Le maître ne m’en a jamais parlé, et je ne peux rien lui avouer ; il me semble que c’est un inviolable secret. J’eusse voulu interroger cet enfant mystérieux ; je trouvais je ne sais quel air fraternel en ses traits, et tout, à ses côtés, me semblait devenir intérieurement plus clair. Certes, s’il était demeuré plus longtemps, j’eusse éprouvé plus de choses en moi-même, et peut-être aussi qu’à la fin mon cœur se fût ouvert et ma langue se fût déliée. J’eusse voulu m’en aller avec lui. Il n’en fut pas ainsi. J’ignore combien de temps encore il faut que je demeure ici. Je crois qu’il m’y faudra rester toujours. J’ose à grand’peine me l’avouer : mais cette pensée m’oppresse trop intimement : je crois qu’un jour je trouverai ici ce qui m’émeut sans cesse ; toujours elle est là. Lorsque je marche ici, dans cet espoir, tout m’aparaît sous une forme plus haute et dans un ordre nouveau ; et tout indique une même patrie. Chaque objet me semble alors si connu et si cher ! Et ce qui, naguère, me paraissait singulier et étrange me devient tout à coup familier.

Cette étrangeté même m’est étrange, et c’est pourquoi cette réunion m’attira et me repoussa toujours en même temps.
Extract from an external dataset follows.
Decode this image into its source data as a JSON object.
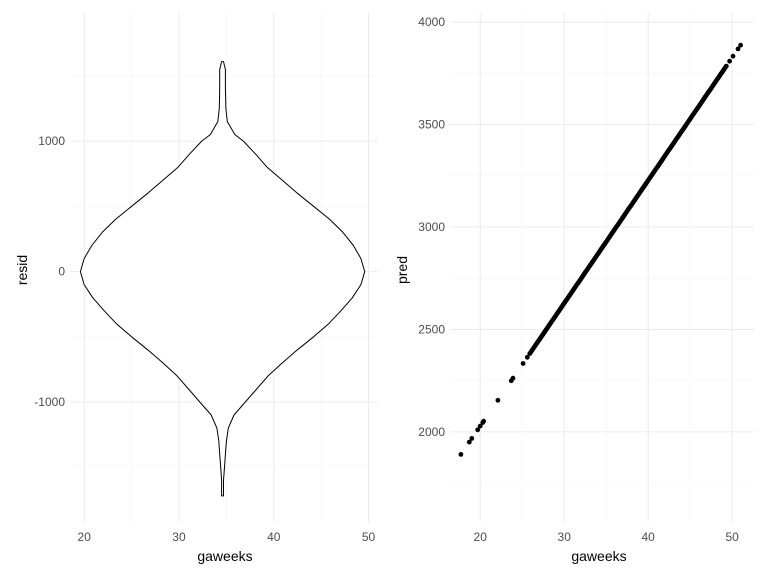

Je ne puis comprendre le Maître. Il m’est si incompréhensiblement cher ! Je le sais, il me comprend, il n’a jamais parlé contre mon sentiment ou contre mon désir. Bien plus, il veut que nous suivions notre propre chemin, car chaque chemin nouveau passe par des terres nouvelles et nous ramène enfin à ces demeures, à cette patrie sacrée. Or, je veux, moi aussi, décrire ma Figure, et si aucun mortel, selon l’inscription qui est là, ne soulève le voile, il faut que nous tâchions à nous rendre immortels. Celui qui ne veut pas le soulever, n’est pas un véritable disciple à Saïs.